Three members of the Vancouver Canucks, who helped their club capture the Presidents' Trophy for posting the NHL's best record, have added individual awards as the 2010-11 regular-season schedule concluded today. Left wing Daniel Sedin won his first career Art Ross Trophy as NHL scoring leader, while Roberto Luongo and Cory Schneider earned the William Jennings Trophy as the goaltenders on the club allowing the fewest goals.
Anaheim Ducks right wing Corey Perry, a potential Hart Trophy finalist, joined the Canucks' trio as an award winner, capturing the Maurice Richard Trophy as the League's goal-scoring leader.
The four trophy winners will be honored at the 2011 NHL Awards, to be held in Las Vegas on Wednesday, June 22.
Sedin kept the Art Ross Trophy in the family by finishing the season with a League-leading and career-high 104 points (41 goals, 63 assists). With twin brother Henrik claiming the award in 2009-10, this marks the first time in League history that brothers have won scoring titles in consecutive seasons. Daniel sparked the League's top-ranked power-play unit by tallying a League-leading 18 goals and 42 points with the man advantage. He also tied for second place among NHL forwards in plus-minus (plus-30).
Daniel becomes the 10th player in the past 10 seasons to capture the Art Ross, joining Jaromir Jagr in 2001, Jarome Iginla in 2002, Peter Forsberg in 2003, Martin St. Louis in 2004, Joe Thornton in 2006, Sidney Crosby in 2007, Alex Ovechkin in 2008, Evgeni Malkin in 2009 and Henrik last season.
Perry won his first career Maurice Richard Trophy with a late surge of 19 goals in his final 16 games that raised his season total to 50 and helped launch the Ducks from 11th place in the Western Conference to a season-ending fourth. Perry became the third player in franchise history to reach the 50-goal mark, joining Paul Kariya in 1995-96 (50) and Teemu Selanne in 1996-97 and 1997-98 (51, 52).
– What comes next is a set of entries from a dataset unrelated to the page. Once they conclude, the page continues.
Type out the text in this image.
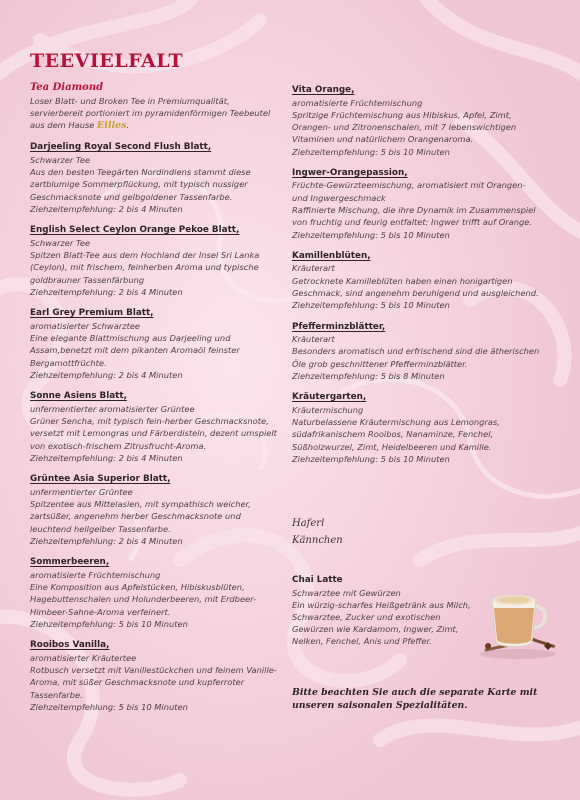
TEEVIELFALT
Tea Diamond
Loser Blatt- und Broken Tee in Premiumqualität, servierbereit portioniert im pyramidenförmigen Teebeutel aus dem Hause Eilles.
Darjeeling Royal Second Flush Blatt,
Schwarzer Tee
Aus den besten Teegärten Nordindiens stammt diese zartblumige Sommerpflückung, mit typisch nussiger Geschmacksnote und gelbgoldener Tassenfarbe.
Ziehzeitempfehlung: 2 bis 4 Minuten
English Select Ceylon Orange Pekoe Blatt,
Schwarzer Tee
Spitzen Blatt-Tee aus dem Hochland der Insel Sri Lanka (Ceylon), mit frischem, feinherben Aroma und typische goldbrauner Tassenfärbung
Ziehzeitempfehlung: 2 bis 4 Minuten
Earl Grey Premium Blatt,
aromatisierter Schwarztee
Eine elegante Blattmischung aus Darjeeling und Assam,benetzt mit dem pikanten Aromaöl feinster Bergamottfrüchte.
Ziehzeitempfehlung: 2 bis 4 Minuten
Sonne Asiens Blatt,
unfermentierter aromatisierter Grüntee
Grüner Sencha, mit typisch fein-herber Geschmacksnote, versetzt mit Lemongras und Färberdisteln, dezent umspielt von exotisch-frischem Zitrusfrucht-Aroma.
Ziehzeitempfehlung: 2 bis 4 Minuten
Grüntee Asia Superior Blatt,
unfermentierter Grüntee
Spitzentee aus Mittelasien, mit sympathisch weicher, zartsüßer, angenehm herber Geschmacksnote und leuchtend hellgelber Tassenfarbe.
Ziehzeitempfehlung: 2 bis 4 Minuten
Sommerbeeren,
aromatisierte Früchtemischung
Eine Komposition aus Apfelstücken, Hibiskusblüten, Hagebuttenschalen und Holunderbeeren, mit Erdbeer-Himbeer-Sahne-Aroma verfeinert.
Ziehzeitempfehlung: 5 bis 10 Minuten
Rooibos Vanilla,
aromatisierter Kräutertee
Rotbusch versetzt mit Vanillestückchen und feinem Vanille-Aroma, mit süßer Geschmacksnote und kupferroter Tassenfarbe.
Ziehzeitempfehlung: 5 bis 10 Minuten
Vita Orange,
aromatisierte Früchtemischung
Spritzige Früchtemischung aus Hibiskus, Apfel, Zimt, Orangen- und Zitronenschalen, mit 7 lebenswichtigen Vitaminen und natürlichem Orangenaroma.
Ziehzeitempfehlung: 5 bis 10 Minuten
Ingwer-Orangepassion,
Früchte-Gewürzteemischung, aromatisiert mit Orangen- und Ingwergeschmack
Raffinierte Mischung, die ihre Dynamik im Zusammenspiel von fruchtig und feurig entfaltet: Ingwer trifft auf Orange.
Ziehzeitempfehlung: 5 bis 10 Minuten
Kamillenblüten,
Kräuterart
Getrocknete Kamilleblüten haben einen honigartigen Geschmack, sind angenehm beruhigend und ausgleichend.
Ziehzeitempfehlung: 5 bis 10 Minuten
Pfefferminzblätter,
Kräuterart
Besonders aromatisch und erfrischend sind die ätherischen Öle grob geschnittener Pfefferminzblätter.
Ziehzeitempfehlung: 5 bis 8 Minuten
Kräutergarten,
Kräutermischung
Naturbelassene Kräutermischung aus Lemongras, südafrikanischem Rooibos, Nanaminze, Fenchel, Süßholzwurzel, Zimt, Heidelbeeren und Kamille.
Ziehzeitempfehlung: 5 bis 10 Minuten
Haferl
Kännchen
Chai Latte
Schwarztee mit Gewürzen
Ein würzig-scharfes Heißgetränk aus Milch, Schwarztee, Zucker und exotischen Gewürzen wie Kardamom, Ingwer, Zimt, Nelken, Fenchel, Anis und Pfeffer.
Bitte beachten Sie auch die separate Karte mit unseren saisonalen Spezialitäten.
He shared the League lead in game-winning goals with Washington's Alex Ovechkin (11), tied for fifth place in power-play goals (14), shared fifth in shorthanded tallies (four) and led all players with 21 third-period goals. Twenty-five of his goals tied the score or put the Ducks ahead.
Schneider excelled in relief of Luongo in his first full NHL season after a three-year apprenticeship with Manitoba of the American Hockey League. The Canucks' first pick (No. 24) in the 2004 Entry Draft posted a 16-4-2 record in 25 appearances, highlighted by a franchise record-tying 10-game undefeated streak (8-0-2) in his first 10 decisions of the season. He ranked third among NHL goaltenders in save percentage (.929) and was fourth in goals-against average (2.23).